First, it could help explain why checkpoint inhibitors work spectacularly in some tumors and face-plant in others. The tumor microenvironment is not just a battlefield between cancer cells and T cells. It is more like a chaotic group project where half the cells did not read the assignment and one of them is actively helping the tumor hide the slides.
Second, it opens the door to smarter combinations. If certain ILC2 states help recruit helpful immune cells, maybe we can amplify that. If other ILC2 states feed suppression, maybe we can block or reprogram them. The broader immunotherapy field is already obsessed with turning "cold" tumors into "hot" ones, meaning getting more effective immune activity inside tumors. ILC2s may turn out to be one of the thermostat knobs.
Why you should care even if you do not spend weekends reading immunology papers
The real promise here is not that ILC2s are the next magic bullet. Cancer biology does not do magic bullets. It does 47 interacting pathways and then laughs when you ask for a summary.

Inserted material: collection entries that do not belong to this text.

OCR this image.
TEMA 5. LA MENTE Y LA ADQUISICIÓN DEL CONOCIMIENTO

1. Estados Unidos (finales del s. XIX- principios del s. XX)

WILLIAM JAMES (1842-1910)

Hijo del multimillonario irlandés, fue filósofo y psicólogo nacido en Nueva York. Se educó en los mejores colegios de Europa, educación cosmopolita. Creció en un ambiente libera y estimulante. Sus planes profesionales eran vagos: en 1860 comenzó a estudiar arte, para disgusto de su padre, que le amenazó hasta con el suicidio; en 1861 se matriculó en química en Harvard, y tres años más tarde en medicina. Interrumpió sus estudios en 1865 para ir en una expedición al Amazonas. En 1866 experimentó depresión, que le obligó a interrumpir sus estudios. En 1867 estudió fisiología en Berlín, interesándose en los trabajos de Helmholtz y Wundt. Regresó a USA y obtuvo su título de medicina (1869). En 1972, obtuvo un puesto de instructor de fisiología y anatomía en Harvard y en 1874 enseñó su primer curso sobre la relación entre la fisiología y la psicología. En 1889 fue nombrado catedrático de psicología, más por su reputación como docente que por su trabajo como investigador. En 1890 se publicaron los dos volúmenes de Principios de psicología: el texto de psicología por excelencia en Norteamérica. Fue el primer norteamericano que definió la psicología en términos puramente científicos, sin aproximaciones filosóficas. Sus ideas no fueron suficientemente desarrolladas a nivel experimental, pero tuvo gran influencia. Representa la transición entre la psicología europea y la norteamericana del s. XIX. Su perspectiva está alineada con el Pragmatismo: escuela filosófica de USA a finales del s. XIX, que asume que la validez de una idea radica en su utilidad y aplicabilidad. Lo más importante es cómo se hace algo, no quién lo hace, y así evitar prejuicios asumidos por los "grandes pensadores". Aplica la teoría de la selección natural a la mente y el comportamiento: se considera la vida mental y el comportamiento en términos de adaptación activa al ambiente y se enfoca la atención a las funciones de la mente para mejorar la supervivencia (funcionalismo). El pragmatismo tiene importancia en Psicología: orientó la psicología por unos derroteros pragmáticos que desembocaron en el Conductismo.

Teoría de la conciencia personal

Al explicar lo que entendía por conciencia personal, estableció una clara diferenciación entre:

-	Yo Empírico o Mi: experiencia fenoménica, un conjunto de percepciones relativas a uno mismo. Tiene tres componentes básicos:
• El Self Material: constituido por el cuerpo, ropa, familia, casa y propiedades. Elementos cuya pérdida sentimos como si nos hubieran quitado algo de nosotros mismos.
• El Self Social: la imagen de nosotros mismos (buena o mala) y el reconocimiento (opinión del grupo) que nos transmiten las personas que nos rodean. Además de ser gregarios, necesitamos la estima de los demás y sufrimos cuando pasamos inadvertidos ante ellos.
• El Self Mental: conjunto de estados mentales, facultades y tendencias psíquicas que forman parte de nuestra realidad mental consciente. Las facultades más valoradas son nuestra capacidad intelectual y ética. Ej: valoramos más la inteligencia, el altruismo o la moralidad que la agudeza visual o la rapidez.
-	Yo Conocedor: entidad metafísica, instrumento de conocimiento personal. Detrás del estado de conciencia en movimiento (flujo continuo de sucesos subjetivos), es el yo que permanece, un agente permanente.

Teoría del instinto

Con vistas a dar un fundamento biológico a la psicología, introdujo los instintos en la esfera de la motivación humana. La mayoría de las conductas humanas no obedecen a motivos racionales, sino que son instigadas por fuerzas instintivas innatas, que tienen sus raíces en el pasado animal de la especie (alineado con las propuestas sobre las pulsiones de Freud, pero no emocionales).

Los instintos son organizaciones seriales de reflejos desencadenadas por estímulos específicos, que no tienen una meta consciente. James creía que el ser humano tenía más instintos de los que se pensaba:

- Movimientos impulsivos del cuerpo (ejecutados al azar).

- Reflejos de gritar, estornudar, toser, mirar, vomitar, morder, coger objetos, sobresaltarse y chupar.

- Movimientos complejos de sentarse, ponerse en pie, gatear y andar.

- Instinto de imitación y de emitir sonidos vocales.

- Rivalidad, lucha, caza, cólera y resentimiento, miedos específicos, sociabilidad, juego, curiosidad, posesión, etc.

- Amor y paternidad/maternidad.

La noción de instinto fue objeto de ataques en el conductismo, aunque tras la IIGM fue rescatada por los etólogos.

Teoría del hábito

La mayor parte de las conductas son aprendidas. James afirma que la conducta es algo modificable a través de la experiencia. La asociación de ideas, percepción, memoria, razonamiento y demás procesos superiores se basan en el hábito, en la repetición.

The promise is that this review sharpens the map. It says: stop thinking only about T cells, and pay attention to the tissue-resident immune cells already living inside the tumor's zip code. If researchers can figure out when ILC2s help and when they sabotage the response, that could lead to better biomarkers, better combinations with checkpoint drugs, and maybe fewer patients getting therapies that were never going to work for their tumor's immune ecosystem in the first place.

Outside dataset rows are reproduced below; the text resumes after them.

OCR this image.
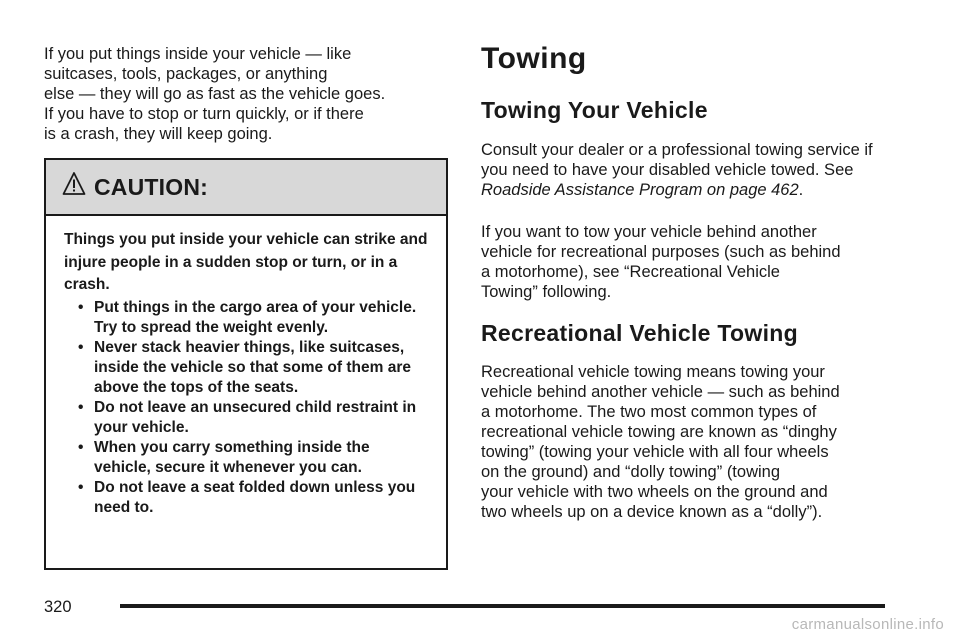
If you put things inside your vehicle — like
suitcases, tools, packages, or anything
else — they will go as fast as the vehicle goes.
If you have to stop or turn quickly, or if there
is a crash, they will keep going.

CAUTION:

Things you put inside your vehicle can strike and injure people in a sudden stop or turn, or in a crash.

• Put things in the cargo area of your vehicle. Try to spread the weight evenly.
• Never stack heavier things, like suitcases, inside the vehicle so that some of them are above the tops of the seats.
• Do not leave an unsecured child restraint in your vehicle.
• When you carry something inside the vehicle, secure it whenever you can.
• Do not leave a seat folded down unless you need to.
Towing
Towing Your Vehicle

Consult your dealer or a professional towing service if you need to have your disabled vehicle towed. See Roadside Assistance Program on page 462.

If you want to tow your vehicle behind another
vehicle for recreational purposes (such as behind
a motorhome), see “Recreational Vehicle
Towing” following.

Recreational Vehicle Towing

Recreational vehicle towing means towing your
vehicle behind another vehicle — such as behind
a motorhome. The two most common types of
recreational vehicle towing are known as “dinghy
towing” (towing your vehicle with all four wheels
on the ground) and “dolly towing” (towing
your vehicle with two wheels on the ground and
two wheels up on a device known as a “dolly”).

320
carmanualsonline.info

Basically, ILC2s may be less like random background noise and more like backstage crew controlling the lights.
References
- Ciancaglini C, Santopolo S, Vacca P, Moretta L, Quatrini L. ILC2s and their immune checkpoints in the antitumor response. Journal for ImmunoTherapy of Cancer. 2026. DOI: https://doi.org/10.1136/jitc-2025-014183
- Li Z, Sun H, Gu Z, et al. Emerging roles of ILC2s in antitumor immunity. Cellular & Molecular Immunology. 2022;19:1311-1313. DOI: https://doi.org/10.1038/s41423-022-00918-6
- Jacquelot N, Seillet C, Wang M, et al. Blockade of the co-inhibitory molecule PD-1 unleashes ILC2-dependent antitumor immunity in melanoma. Nature Immunology. 2021;22(7):851-864. DOI: https://doi.org/10.1038/s41590-021-00943-z
- Ercolano G, Gomez-Cadena A, Dumauthioz N, et al. PPARγ drives IL-33-dependent ILC2 pro-tumoral functions. Nature Communications. 2021;12:2538. DOI: https://doi.org/10.1038/s41467-021-22764-2
- Falquet M, El Ahanidi H, Gomez-Cadena A, et al. Mast-cell derived nerve growth factor drives ILC2 pro-tumoral functions in bladder cancer. Nature Communications. 2026;17:3061. DOI: https://doi.org/10.1038/s41467-026-69841-y
- Kang Y, et al. Antigen Cross-Presentation by Type-2 Innate Lymphoid Cells Facilitates the Activation of Antitumor CD8+ T Cells. Cancer Research. 2025. DOI: https://doi.org/10.1158/0008-5472.CAN-24-4194
Disclaimer: The image accompanying this article is for illustrative purposes only and does not depict actual experimental results, data, or biological mechanisms.